Il revient vers elle. Ils parlent peu. Il pense qu'il a bien fait de faire attention. Pour un dragueur, le slip propre et les chaussettes sans trous c'est un basique auquel il fait toujours attention. L'hygiène aussi ça compte enfin surtout bucco-dentaire pour le reste avec les déodorants tout passe. De toute manière une fois au lit, c'es au tour des phéromones d'entrer en scène. Alors il pourrait bien sentir le renard comme un maçon en fin de journée, il s'en fout. De toute manière il sait ce qu'il vaut au pieux.

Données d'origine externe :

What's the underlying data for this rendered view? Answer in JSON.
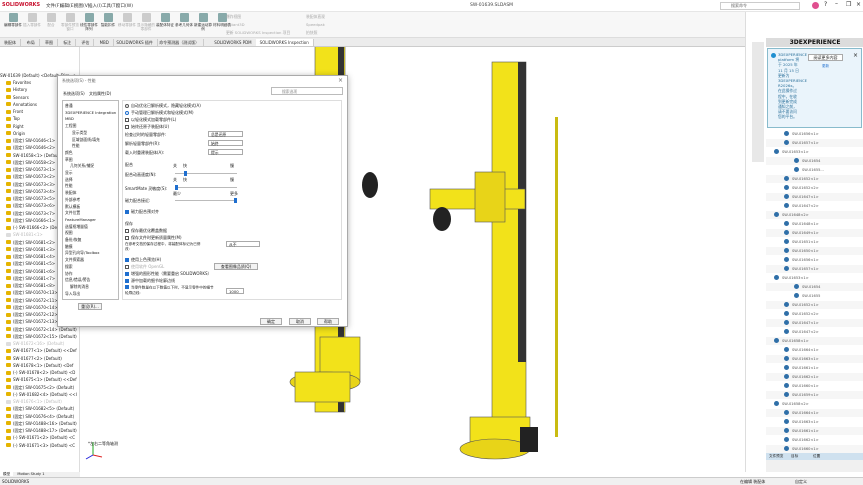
{
  "app": {
    "brand": "SOLIDWORKS",
    "title": "SW-01639.SLDASM",
    "search_placeholder": "搜索命令",
    "menus": [
      "文件(F)",
      "编辑(E)",
      "视图(V)",
      "插入(I)",
      "工具(T)",
      "窗口(W)"
    ]
  },
  "ribbon": {
    "buttons": [
      {
        "label": "编辑零部件",
        "enabled": true
      },
      {
        "label": "插入零部件",
        "enabled": false
      },
      {
        "label": "配合",
        "enabled": false
      },
      {
        "label": "零部件预览窗口",
        "enabled": false
      },
      {
        "label": "线性零部件阵列",
        "enabled": true
      },
      {
        "label": "智能扣件",
        "enabled": true
      },
      {
        "label": "移动零部件",
        "enabled": false
      },
      {
        "label": "显示隐藏的零部件",
        "enabled": false
      },
      {
        "label": "装配体特征",
        "enabled": true
      },
      {
        "label": "参考几何体",
        "enabled": true
      },
      {
        "label": "新建运动算例",
        "enabled": true
      },
      {
        "label": "材料明细表",
        "enabled": true
      }
    ],
    "small": [
      "爆炸视图",
      "Instant3D",
      "更新 SOLIDWORKS Inspection 项目",
      "装配体直观",
      "Speedpak",
      "拍快照"
    ]
  },
  "tabs": [
    "装配体",
    "布局",
    "草图",
    "标注",
    "评估",
    "MBD",
    "SOLIDWORKS 插件",
    "命令预测器（测试版）",
    "SOLIDWORKS PDM",
    "SOLIDWORKS Inspection"
  ],
  "tree": {
    "root": "SW-01639 (Default) <Default_Disp...>",
    "items": [
      {
        "t": "Favorites"
      },
      {
        "t": "History"
      },
      {
        "t": "Sensors"
      },
      {
        "t": "Annotations"
      },
      {
        "t": "Front"
      },
      {
        "t": "Top"
      },
      {
        "t": "Right"
      },
      {
        "t": "Origin"
      },
      {
        "t": "(固定) SW-01646<1>"
      },
      {
        "t": "(固定) SW-01646<2>"
      },
      {
        "t": "SW-01658<1> (Default)"
      },
      {
        "t": "(固定) SW-01658<2>"
      },
      {
        "t": "(固定) SW-01673<1>"
      },
      {
        "t": "(固定) SW-01673<2>"
      },
      {
        "t": "(固定) SW-01673<3>"
      },
      {
        "t": "(固定) SW-01673<4>"
      },
      {
        "t": "(固定) SW-01673<5>"
      },
      {
        "t": "(固定) SW-01673<6>"
      },
      {
        "t": "(固定) SW-01673<7>"
      },
      {
        "t": "(固定) SW-01666<1>"
      },
      {
        "t": "(-) SW-01666<2> (Def"
      },
      {
        "t": "SW-01681<1>",
        "g": true
      },
      {
        "t": "(固定) SW-01681<2>"
      },
      {
        "t": "(固定) SW-01681<3>"
      },
      {
        "t": "(固定) SW-01681<4>"
      },
      {
        "t": "(固定) SW-01681<5>"
      },
      {
        "t": "(固定) SW-01681<6>"
      },
      {
        "t": "(固定) SW-01681<7>"
      },
      {
        "t": "(固定) SW-01681<8>"
      },
      {
        "t": "(固定) SW-01670<13>"
      },
      {
        "t": "(固定) SW-01672<11>"
      },
      {
        "t": "(固定) SW-01670<14>"
      },
      {
        "t": "(固定) SW-01672<12>"
      },
      {
        "t": "(固定) SW-01672<13> (Default)"
      },
      {
        "t": "(固定) SW-01672<14> (Default)"
      },
      {
        "t": "(固定) SW-01672<15> (Default)"
      },
      {
        "t": "SW-01672<16> (Default)",
        "g": true
      },
      {
        "t": "SW-01677<1> (Default) <<Def"
      },
      {
        "t": "SW-01677<2> (Default)"
      },
      {
        "t": "SW-01678<1> (Default) <Def"
      },
      {
        "t": "(-) SW-01678<2> (Default) <D"
      },
      {
        "t": "SW-01675<1> (Default) <<Def"
      },
      {
        "t": "(固定) SW-01675<2> (Default)"
      },
      {
        "t": "(-) SW-01682<4> (Default) <<I"
      },
      {
        "t": "SW-01676<1> (Default)",
        "g": true
      },
      {
        "t": "(固定) SW-01682<5> (Default)"
      },
      {
        "t": "(固定) SW-01676<4> (Default)"
      },
      {
        "t": "(固定) SW-01488<16> (Default)"
      },
      {
        "t": "(固定) SW-01488<17> (Default)"
      },
      {
        "t": "(-) SW-01671<2> (Default) <C"
      },
      {
        "t": "(-) SW-01671<3> (Default) <C"
      }
    ]
  },
  "bottom_tabs": [
    "模型",
    "Motion Study 1"
  ],
  "viewport": {
    "view_label": "*左右二等角轴测"
  },
  "dialog": {
    "title": "系统选项(S) - 性能",
    "tab_system": "系统选项(S)",
    "tab_doc": "文档属性(D)",
    "search_placeholder": "搜索选项",
    "nav": [
      "普通",
      "3DEXPERIENCE Integration",
      "MBD",
      "工程图",
      "显示类型",
      "区域剖面线/填充",
      "性能",
      "颜色",
      "草图",
      "几何关系/捕捉",
      "显示",
      "选择",
      "性能",
      "装配体",
      "外部参考",
      "默认模板",
      "文件位置",
      "FeatureManager",
      "选值框增量值",
      "视图",
      "备份/恢复",
      "触摸",
      "异型孔向导/Toolbox",
      "文件探索器",
      "搜索",
      "协作",
      "信息/错误/警告",
      "解除的消息",
      "导入导出"
    ],
    "reset": "重设(R)...",
    "radio_auto": "自动优化已解析模式，隐藏轻化模式(A)",
    "radio_manual": "手动管理已解析模式和轻化模式(M)",
    "cb_lightweight": "以轻化模式加载零部件(L)",
    "cb_restore": "始终还原子装配体(U)",
    "check_outdated": "检查过时的轻量零部件:",
    "check_outdated_val": "总是还原",
    "resolve": "解析轻量零部件(R):",
    "resolve_val": "始终",
    "rebuild": "载入时重建装配体(A):",
    "rebuild_val": "提示",
    "mates": "配合",
    "mate_anim": "配合动画速度(N):",
    "smartmate": "SmartMate 灵敏度(S):",
    "magnetic": "磁力配合接近:",
    "off": "关",
    "fast": "快",
    "slow": "慢",
    "least": "最少",
    "more": "更多",
    "slider_values": {
      "mate_anim": 0.15,
      "smartmate": 0.0,
      "magnetic": 1.0
    },
    "cb_prealign": "磁力配合预对齐",
    "save": "保存",
    "cb_save_opt": "保存最优化覆盖数据",
    "cb_save_mass": "保存文件时更新质量属性(M)",
    "mark_modified": "在参考文档的保存过程中，将装配体标记为已修改:",
    "mark_modified_val": "从不",
    "cb_shaded": "使用上色预览(H)",
    "cb_opengl": "使用软件 OpenGL",
    "image_quality": "查看图像品质(Q)",
    "cb_enhanced": "增强的图形性能（需要重启 SOLIDWORKS）",
    "cb_silhouette": "源中加载的细节轮廓边线",
    "cb_threshold": "当零件数量在以下数值以下时，不显示零件中的细节轮廓边线:",
    "threshold_val": "1000",
    "ok": "确定",
    "cancel": "取消",
    "help": "帮助"
  },
  "rpanel": {
    "header": "3DEXPERIENCE",
    "notice": "3DEXPERIENCE platform 将于 2025 年 11 月 15 日更新为 3DEXPERIENCE R2026x。在此操作过程中，在收到更新完成通知之前，请不要访问您的平台。",
    "read_more": "阅读更多内容",
    "update": "更新",
    "items": [
      {
        "t": "SW-01656<1>",
        "l": 1
      },
      {
        "t": "SW-01657<1>",
        "l": 1
      },
      {
        "t": "SW-01653<1>",
        "l": 0
      },
      {
        "t": "SW-01654",
        "l": 2
      },
      {
        "t": "SW-01655...",
        "l": 2
      },
      {
        "t": "SW-01652<1>",
        "l": 1
      },
      {
        "t": "SW-01652<2>",
        "l": 1
      },
      {
        "t": "SW-01647<1>",
        "l": 1
      },
      {
        "t": "SW-01647<2>",
        "l": 1
      },
      {
        "t": "SW-01648<2>",
        "l": 0
      },
      {
        "t": "SW-01648<1>",
        "l": 1
      },
      {
        "t": "SW-01649<1>",
        "l": 1
      },
      {
        "t": "SW-01651<1>",
        "l": 1
      },
      {
        "t": "SW-01650<1>",
        "l": 1
      },
      {
        "t": "SW-01656<1>",
        "l": 1
      },
      {
        "t": "SW-01657<1>",
        "l": 1
      },
      {
        "t": "SW-01653<1>",
        "l": 0
      },
      {
        "t": "SW-01654",
        "l": 2
      },
      {
        "t": "SW-01655",
        "l": 2
      },
      {
        "t": "SW-01652<1>",
        "l": 1
      },
      {
        "t": "SW-01652<2>",
        "l": 1
      },
      {
        "t": "SW-01647<1>",
        "l": 1
      },
      {
        "t": "SW-01647<2>",
        "l": 1
      },
      {
        "t": "SW-01658<1>",
        "l": 0
      },
      {
        "t": "SW-01664<1>",
        "l": 1
      },
      {
        "t": "SW-01663<1>",
        "l": 1
      },
      {
        "t": "SW-01661<1>",
        "l": 1
      },
      {
        "t": "SW-01662<1>",
        "l": 1
      },
      {
        "t": "SW-01660<1>",
        "l": 1
      },
      {
        "t": "SW-01659<1>",
        "l": 1
      },
      {
        "t": "SW-01658<2>",
        "l": 0
      },
      {
        "t": "SW-01664<1>",
        "l": 1
      },
      {
        "t": "SW-01663<1>",
        "l": 1
      },
      {
        "t": "SW-01661<1>",
        "l": 1
      },
      {
        "t": "SW-01662<1>",
        "l": 1
      },
      {
        "t": "SW-01660<1>",
        "l": 1
      }
    ],
    "tabs": [
      "文件预览",
      "目标",
      "位置"
    ]
  },
  "status": {
    "left": "SOLIDWORKS",
    "mode": "在编辑 装配体",
    "custom": "自定义"
  },
  "colors": {
    "accent": "#1f6fcf",
    "model_yellow": "#f2e21a",
    "brand_red": "#c8102e"
  }
}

Il lui prend doucement la main. Presque timidement. Elle se laisse faire. Ils sont tous les deux tellement heureux, mais pas pour les mêmes raisons. Elle se dit que son père serait contente de voir qu'elle va peut-être réussir sa vie affective. Il se dit que son père lui demanderait ce qu'il compte faire pour sa vie professionnelle.

Il se demande si il va retourner voir l'autre cette nuit. Après tout Blondinette est mignonne et bien née. C'est peut-être le moment de se caser. Ce qu'il faudrait pour qu'il prenne sa décision, c'est choper les relevés de compte ou la faire parler sur la fortune familiale. Après, le beau-père il en fait son affaire. Si le mec est un capitaine d’industrie ou un avocat célèbre et richissime, il la jouera en demie-teinte en se faisant passer pour un neuneu étudiant en théologie. Le beau-père détestera mais bon, l'idée d'avoir casé sa trentenaire de fille l'emportera. Il pensera sans doute que c'est un con mais qu'au moins il est honnête et qu'il fera un bon mari. Il sourit en pensant à ça. Ce qu'on pense de lui, il s'en moque, il sait ce qu'il vaut.

- Pourquoi tu souris ?
- Comme ça parce que je suis heureux, parce que ... je ne sais pas pourquoi mais c'est un grand jour.
Elle ne dit rien, se contentant de serrer sa main plus fermement dans la sienne.
- J'aime bien ton parfum au fait.
- Merci.

Elle est heureuse, il est heureux, mais pas pour les mêmes raisons.


3 Comments:

Blogger Le Touffier said...

My kingdom for the Jean Sablon's way of life.

17/5/14 6:25 PM  
Blogger philippe psy said...

@Touffier : tu l'aurais vu hier le père Alexis ! On est allé au théâtre en groupe. Et voilà qu'une gonzesse lui fait des œillades et ensuite en dinant à Passy, c'était la serveuse qui lui a presque proposé des trucs inavouables ! Jean Sablon le 16 c'est son territoire !

17/5/14 8:57 PM  
Blogger Unknown said...

Ça sent le vécu.... À moins que ce soit le maçon qui sent le renard? :)~ pffiou quelle vie trépidante!